Botschaft soll verbreitet werden

In einem weiteren Posting erklärt Max H nicht mit Medien über den Sachverhalt sprechen zu wollen – aber er fordert zum Teilen und Verbreiten seiner Botschaft auf. Bislang wurde sie von weit über 6.400 Menschen geteilt und damit wahrscheinlich von gut 100.000 Menschen gesehen. Inzwischen gab er aber doch ein Interview – der Kronenzeitung.

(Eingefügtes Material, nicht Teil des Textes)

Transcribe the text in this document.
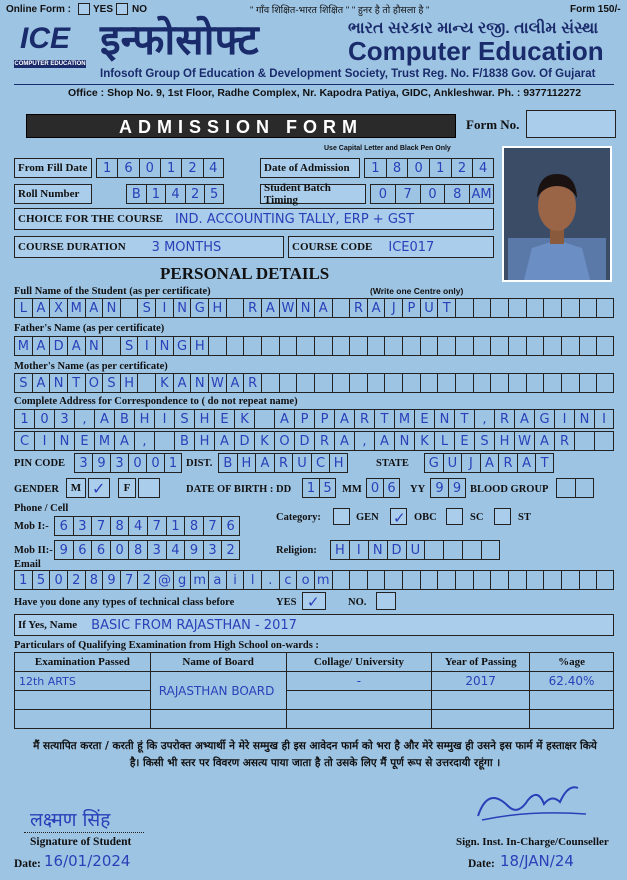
Online Form : YES NO	" गाँव शिक्षित-भारत शिक्षित " " हुनर है तो हौसला है "	Form 150/-
ICE
COMPUTER EDUCATION इन्फोसोफ्ट	ભારત સરકાર માન્ય રજી. તાલીમ સંસ્થા
Computer Education
Infosoft Group Of Education & Development Society, Trust Reg. No. F/1838 Gov. Of Gujarat
Office : Shop No. 9, 1st Floor, Radhe Complex, Nr. Kapodra Patiya, GIDC, Ankleshwar. Ph. : 9377112272
ADMISSION FORM	Form No.
Use Capital Letter and Black Pen Only
From Fill Date	1	6	0	1	2 4	Date of Admission	1	8	0	1	2 4
Roll Number	B 1 4 2 5	Student Batch Timing	0	7	0	8 AM
CHOICE FOR THE COURSE IND. ACCOUNTING TALLY, ERP + GST
COURSE DURATION 3 MONTHS	COURSE CODE ICE017
PERSONAL DETAILS
Full Name of the Student (as per certificate)	(Write one Centre only)
L A X M A N	S I N G H	R A W N A	R A J P U T
Father's Name (as per certificate)
M A D A N	S I N G H
Mother's Name (as per certificate)
S A N T O S H	K A N W A R
Complete Address for Correspondence to ( do not repeat name)
1 0 3	,	A B H	I	S H E K	A P P A R T M E N T	,	R A G	I	N I
C	I	N E M A	,	B H A D K O D R A	,	A N K L E S H W A R
PIN CODE	3 9 3 0 0 1 DIST. B H A R U C H	STATE	G U J A R A T
GENDER	M ✓	F	DATE OF BIRTH : DD	1 5 MM 0 6	YY 9 9 BLOOD GROUP
Phone / Cell
Mob I:- 6 3 7 8 4 7 1 8 7 6
Mob II:- 9 6 6 0 8 3 4 9 3 2
Category:	GEN ✓ OBC	SC	ST
Religion:	H I N D U
Email
1 5 0 2 8 9 7 2 @ g m a i	l	. c o m
Have you done any types of technical class before	YES ✓	NO.
If Yes, Name BASIC FROM RAJASTHAN - 2017
Particulars of Qualifying Examination from High School on-wards :
Examination Passed	Name of Board	Collage/ University	Year of Passing	%age
12th ARTS	RAJASTHAN BOARD	-	2017	62.40%

मैं सत्यापित करता / करती हूं कि उपरोक्त अभ्यार्थी ने मेरे सम्मुख ही इस आवेदन फार्म को भरा है और मेरे सम्मुख ही उसने इस फार्म में हस्ताक्षर किये है। किसी भी स्तर पर विवरण असत्य पाया जाता है तो उसके लिए मैं पूर्ण रूप से उत्तरदायी रहूंगा ।
लक्ष्मण सिंह
Signature of Student
Date: 16/01/2024
Sign. Inst. In-Charge/Counseller
Date: 18/JAN/24
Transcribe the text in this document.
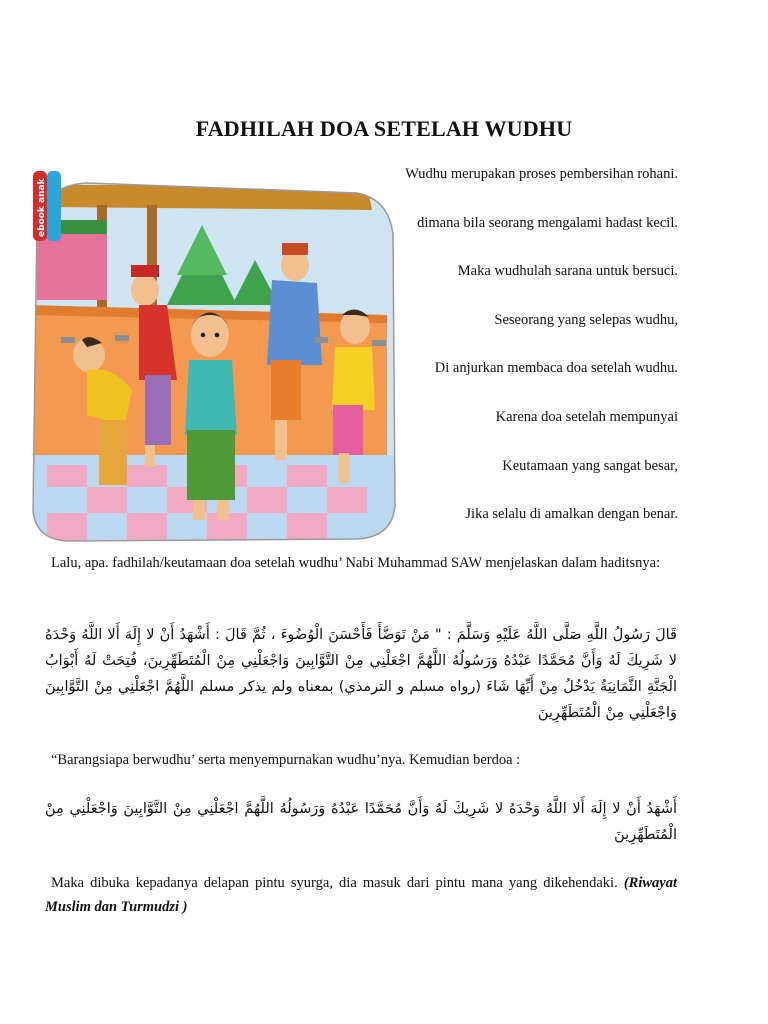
FADHILAH DOA SETELAH WUDHU
ebook anak
Wudhu merupakan proses pembersihan rohani.
dimana bila seorang mengalami hadast kecil.
Maka wudhulah sarana untuk bersuci.
Seseorang yang selepas wudhu,
Di anjurkan membaca doa setelah wudhu.
Karena doa setelah mempunyai
Keutamaan yang sangat besar,
Jika selalu di amalkan dengan benar.

Lalu, apa. fadhilah/keutamaan doa setelah wudhu’ Nabi Muhammad SAW menjelaskan dalam haditsnya:

قَالَ رَسُولُ اللَّهِ صَلَّى اللَّهُ عَلَيْهِ وَسَلَّمَ : " مَنْ تَوَضَّأَ فَأَحْسَنَ الْوُضُوءَ ، ثُمَّ قَالَ : أَشْهَدُ أَنْ لا إِلَهَ أَلا اللَّهُ وَحْدَهُ لا شَرِيكَ لَهُ وَأَنَّ مُحَمَّدًا عَبْدُهُ وَرَسُولُهُ اللَّهُمَّ اجْعَلْنِي مِنْ التَّوَّابِينَ وَاجْعَلْنِي مِنْ الْمُتَطَهِّرِينَ، فُتِحَتْ لَهُ أَبْوَابُ الْجَنَّةِ الثَّمَانِيَةُ يَدْخُلُ مِنْ أَيِّهَا شَاءَ (رواه مسلم و الترمذي) بمعناه ولم يذكر مسلم اللَّهُمَّ اجْعَلْنِي مِنْ التَّوَّابِينَ وَاجْعَلْنِي مِنْ الْمُتَطَهِّرِينَ

“Barangsiapa berwudhu’ serta menyempurnakan wudhu’nya. Kemudian berdoa :

أَشْهَدُ أَنْ لا إِلَهَ أَلا اللَّهُ وَحْدَهُ لا شَرِيكَ لَهُ وَأَنَّ مُحَمَّدًا عَبْدُهُ وَرَسُولُهُ اللَّهُمَّ اجْعَلْنِي مِنْ التَّوَّابِينَ وَاجْعَلْنِي مِنْ الْمُتَطَهِّرِينَ

Maka dibuka kepadanya delapan pintu syurga, dia masuk dari pintu mana yang dikehendaki. (Riwayat Muslim dan Turmudzi )
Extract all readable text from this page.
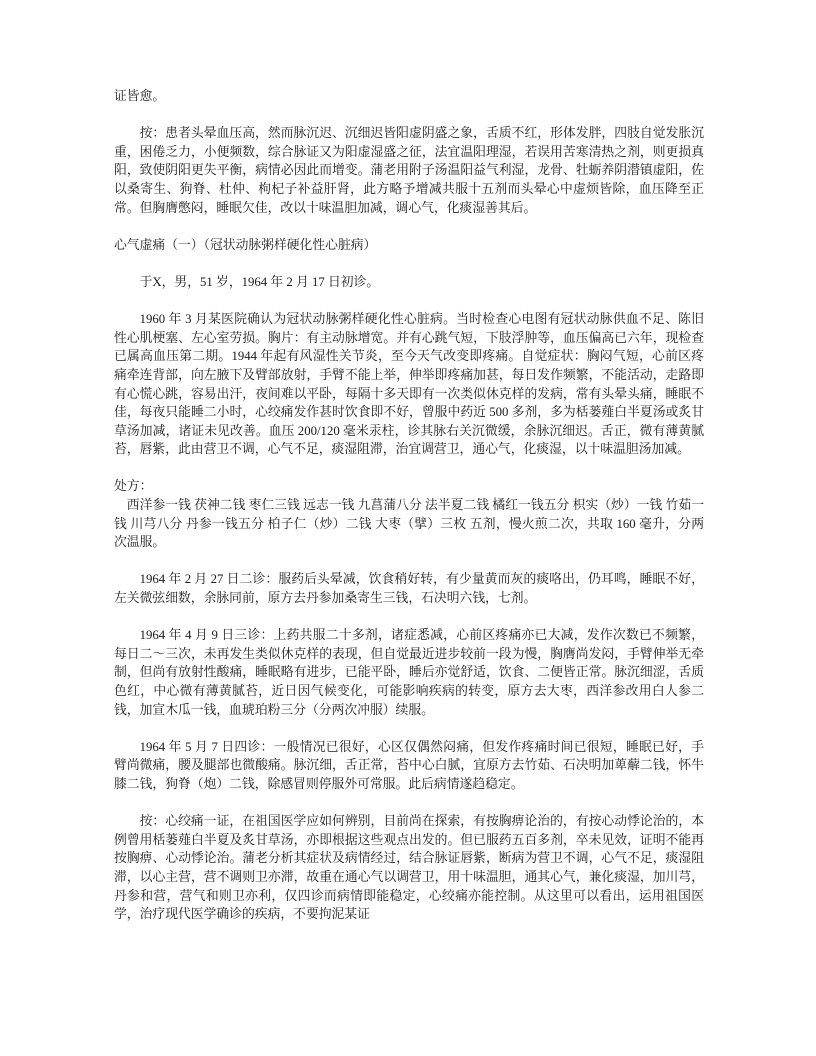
证皆愈。

按：患者头晕血压高，然而脉沉迟、沉细迟皆阳虚阴盛之象，舌质不红，形体发胖，四肢自觉发胀沉重，困倦乏力，小便频数，综合脉证又为阳虚湿盛之征，法宜温阳理湿，若误用苦寒清热之剂，则更损真阳，致使阴阳更失平衡，病情必因此而增变。蒲老用附子汤温阳益气利湿，龙骨、牡蛎养阴潜镇虚阳，佐以桑寄生、狗脊、杜仲、枸杞子补益肝肾，此方略予增减共服十五剂而头晕心中虚烦皆除，血压降至正常。但胸膺憋闷，睡眠欠佳，改以十味温胆加减，调心气，化痰湿善其后。

心气虚痛（一）（冠状动脉粥样硬化性心脏病）

于X，男，51 岁，1964 年 2 月 17 日初诊。

1960 年 3 月某医院确认为冠状动脉粥样硬化性心脏病。当时检查心电图有冠状动脉供血不足、陈旧性心肌梗塞、左心室劳损。胸片：有主动脉增宽。并有心跳气短，下肢浮肿等，血压偏高已六年，现检查已属高血压第二期。1944 年起有风湿性关节炎，至今天气改变即疼痛。自觉症状：胸闷气短，心前区疼痛牵连背部，向左腋下及臂部放射，手臂不能上举，伸举即疼痛加甚，每日发作频繁，不能活动，走路即有心慌心跳，容易出汗，夜间难以平卧，每隔十多天即有一次类似休克样的发病，常有头晕头痛，睡眠不佳，每夜只能睡二小时，心绞痛发作甚时饮食即不好，曾服中药近 500 多剂，多为栝蒌薤白半夏汤或炙甘草汤加减，诸证未见改善。血压 200/120 毫米汞柱，诊其脉右关沉微缓，余脉沉细迟。舌正，微有薄黄腻苔，唇紫，此由营卫不调，心气不足，痰湿阻滞，治宜调营卫，通心气，化痰湿，以十味温胆汤加减。

处方：

西洋参一钱 茯神二钱 枣仁三钱 远志一钱 九菖蒲八分 法半夏二钱 橘红一钱五分 枳实（炒）一钱 竹茹一钱 川芎八分 丹参一钱五分 柏子仁（炒）二钱 大枣（擘）三枚 五剂，慢火煎二次，共取 160 毫升，分两次温服。

1964 年 2 月 27 日二诊：服药后头晕减，饮食稍好转，有少量黄而灰的痰咯出，仍耳鸣，睡眠不好，左关微弦细数，余脉同前，原方去丹参加桑寄生三钱，石决明六钱，七剂。

1964 年 4 月 9 日三诊：上药共服二十多剂，诸症悉减，心前区疼痛亦已大减，发作次数已不频繁，每日二～三次，未再发生类似休克样的表现，但自觉最近进步较前一段为慢，胸膺尚发闷，手臂伸举无牵制，但尚有放射性酸痛，睡眠略有进步，已能平卧，睡后亦觉舒适，饮食、二便皆正常。脉沉细涩，舌质色红，中心微有薄黄腻苔，近日因气候变化，可能影响疾病的转变，原方去大枣，西洋参改用白人参二钱，加宣木瓜一钱，血琥珀粉三分（分两次冲服）续服。

1964 年 5 月 7 日四诊：一般情况已很好，心区仅偶然闷痛，但发作疼痛时间已很短，睡眠已好，手臂尚微痛，腰及腿部也微酸痛。脉沉细，舌正常，苔中心白腻，宜原方去竹茹、石决明加萆薢二钱，怀牛膝二钱，狗脊（炮）二钱，除感冒则停服外可常服。此后病情遂趋稳定。

按：心绞痛一证，在祖国医学应如何辨别，目前尚在探索，有按胸痹论治的，有按心动悸论治的，本例曾用栝蒌薤白半夏及炙甘草汤，亦即根据这些观点出发的。但已服药五百多剂，卒未见效，证明不能再按胸痹、心动悸论治。蒲老分析其症状及病情经过，结合脉证唇紫，断病为营卫不调，心气不足，痰湿阻滞，以心主营，营不调则卫亦滞，故重在通心气以调营卫，用十味温胆，通其心气，兼化痰湿，加川芎，丹参和营，营气和则卫亦利，仅四诊而病情即能稳定，心绞痛亦能控制。从这里可以看出，运用祖国医学，治疗现代医学确诊的疾病，不要拘泥某证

Die scharfe Kritik an dem ursprünglichen Artikel blieb darin unerwähnt.

Zählweise des Ministeriums

Auf der Homepage des Gesundheitsministeriums wird die Zählweise erklärt: „Jede verstorbene Person, die zuvor COVID-positiv getestet wurde, wird in der Statistik als „COVID-Tote/r“ geführt, unabhängig davon, ob sie direkt an den Folgen der Viruserkrankung selbst oder „mit dem Virus“ (an einer potentiell anderen Todesursache) verstorben ist.“ In vielen Ländern gibt es Kritik an der zumeist auch noch uneinheitlichen Zählweise der Corona-Toten.